In today’s jolly tattoo, at least two criminal subcultures in which ink works as an internal code (hierarchy) and externally survive, with this becoming mere and accepted body decoration, another episode of the already classic street aesthetic being absorbed by the ‘mainstream’. (stay away). One is the yakuza or Japanese mafia, and the other is the Central American maras or gangs.especially Salvadorans and Hondurans. While it is becoming more and more common to see small tattoos on faces, the cryptic faces of gang members are still impressive.

The exhibition also focuses on the tattoo traditions of Polynesia, New Zealand, Samoa, the Philippines, Thailand and China.

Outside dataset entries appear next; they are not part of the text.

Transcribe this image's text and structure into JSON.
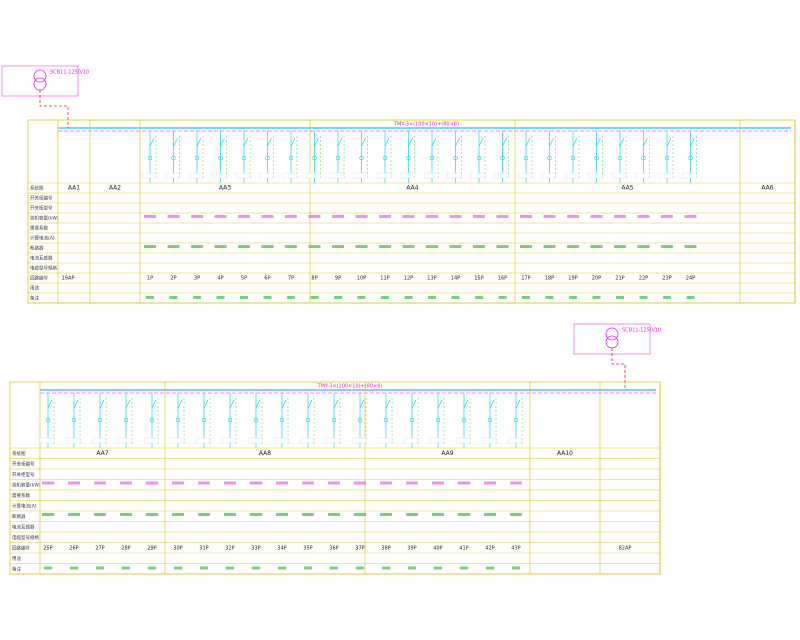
{
  "top": {
    "transformer": "SCB11-1250/10",
    "bus_label": "TMY-3×(100×10)+(80×8)",
    "panels": [
      "AA1",
      "AA2",
      "AA3",
      "AA4",
      "AA5",
      "AA6"
    ],
    "row_labels": [
      "系统图",
      "开关柜编号",
      "开关柜型号",
      "装机容量(kW)",
      "需要系数",
      "计算电流(A)",
      "断路器",
      "电流互感器",
      "电缆型号规格",
      "回路编号",
      "用途",
      "备注"
    ],
    "incoming_circuit": "19AP",
    "circuits": [
      "1P",
      "2P",
      "3P",
      "4P",
      "5P",
      "6P",
      "7P",
      "8P",
      "9P",
      "10P",
      "11P",
      "12P",
      "13P",
      "14P",
      "15P",
      "16P",
      "17P",
      "18P",
      "19P",
      "20P",
      "21P",
      "22P",
      "23P",
      "24P"
    ]
  },
  "bottom": {
    "transformer": "SCB11-1250/10",
    "bus_label": "TMY-3×(100×10)+(80×8)",
    "panels": [
      "AA7",
      "AA8",
      "AA9",
      "AA10"
    ],
    "row_labels": [
      "系统图",
      "开关柜编号",
      "开关柜型号",
      "装机容量(kW)",
      "需要系数",
      "计算电流(A)",
      "断路器",
      "电流互感器",
      "电缆型号规格",
      "回路编号",
      "用途",
      "备注"
    ],
    "incoming_circuit": "82AP",
    "circuits": [
      "25P",
      "26P",
      "27P",
      "28P",
      "29P",
      "30P",
      "31P",
      "32P",
      "33P",
      "34P",
      "35P",
      "36P",
      "37P",
      "38P",
      "39P",
      "40P",
      "41P",
      "42P",
      "43P"
    ]
  }
}
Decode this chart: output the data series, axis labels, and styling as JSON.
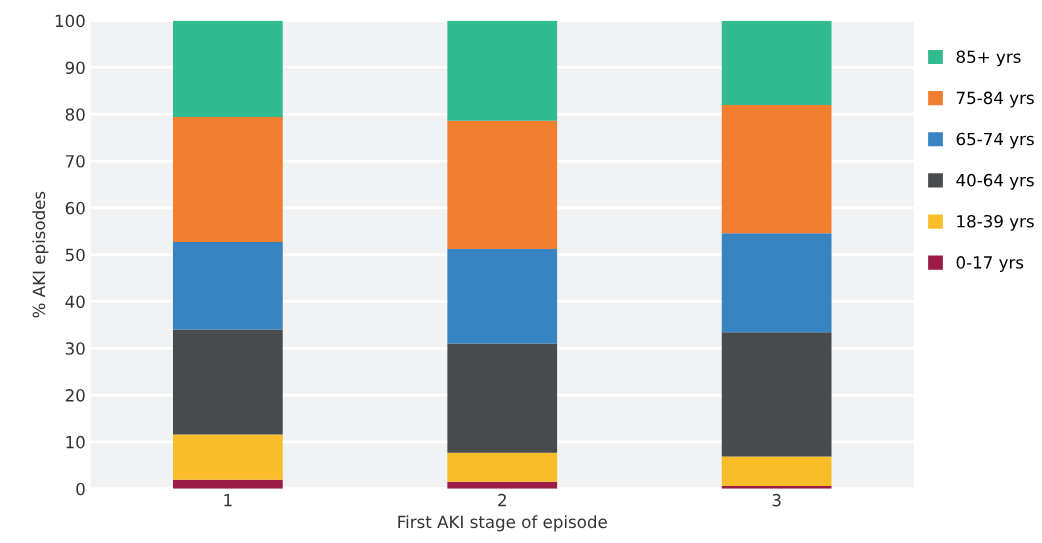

It doesn’t appear anywhere in ‘Tattoo’. Art under the skin’, but as a service to society, we allow John Irving to recommend reading ‘Until I Find You’, with an organist painted with phrases that he is always cold from sheet music and chants, and a tattoo artist specializing in Jericho roses that hide the vulva. It’s not documented that people with head-to-toe tattoos are always cold, or that roses of Jericho are a classic tattoo motif, let alone the hidden vulva roses of Jericho, but they are two literary finds.